Estimation in the presence of heteroskedasticty of unknown form: A Lasso-based approach
OA Version
Citation
E. González-Coya, P. Perron. 2023. "Estimation in the Presence of Heteroskedasticty of Unknown Form: A Lasso-based Approach"
Abstract
We study the Feasible Generalized Least-Squares (FGLS) estimation of the parameters
of a linear regression model in the presence of heteroskedasticity of unknown
form in the errors.

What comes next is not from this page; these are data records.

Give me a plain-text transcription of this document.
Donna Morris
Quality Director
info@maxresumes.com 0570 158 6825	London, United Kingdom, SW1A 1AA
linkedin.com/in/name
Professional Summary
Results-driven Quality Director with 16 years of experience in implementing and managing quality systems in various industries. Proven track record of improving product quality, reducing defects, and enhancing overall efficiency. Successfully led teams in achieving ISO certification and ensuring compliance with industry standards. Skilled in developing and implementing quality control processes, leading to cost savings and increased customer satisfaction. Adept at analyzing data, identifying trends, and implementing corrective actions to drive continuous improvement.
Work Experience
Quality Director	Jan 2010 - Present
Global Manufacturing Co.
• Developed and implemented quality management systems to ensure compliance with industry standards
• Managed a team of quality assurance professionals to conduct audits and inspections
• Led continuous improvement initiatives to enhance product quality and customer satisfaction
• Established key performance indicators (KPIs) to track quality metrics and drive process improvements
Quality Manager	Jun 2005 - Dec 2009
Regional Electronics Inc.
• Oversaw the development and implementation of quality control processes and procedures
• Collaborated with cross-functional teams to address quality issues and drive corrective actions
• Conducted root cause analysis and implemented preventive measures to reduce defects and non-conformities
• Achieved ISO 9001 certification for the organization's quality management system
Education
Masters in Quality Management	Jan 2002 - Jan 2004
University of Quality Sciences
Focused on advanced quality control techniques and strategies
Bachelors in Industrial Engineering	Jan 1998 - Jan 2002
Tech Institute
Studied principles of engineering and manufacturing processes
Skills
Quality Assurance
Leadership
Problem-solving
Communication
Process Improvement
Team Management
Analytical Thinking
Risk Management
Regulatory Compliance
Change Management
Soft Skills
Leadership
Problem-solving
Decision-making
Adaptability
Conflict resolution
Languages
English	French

We suggest a Lasso based procedure to estimate the skedastic
function of the residuals. The advantage of using Lasso is that it can handle a
large number of potential covariates, yet still yields a parsimonious specification. Using
extensive simulation experiments, we show that our suggested procedure always
provide some improvements in the precision of the parameter of interest (lower Mean-
Squared Errors) when heteroskedasticity is present and is equivalent to OLS when
there is none. It also performs better than previously suggested procedures. Since the
fitted value of the skedastic function falls short of the true specification, we form confidence
intervals using a bias-corrected version of the usual heteroskedasticity-robust
covariance matrix estimator. These have the correct size and substantially shorter
length than when using OLS. Our method is applicable to both cross-section (with a
random sample) and time series models, though here we concentrate on the former.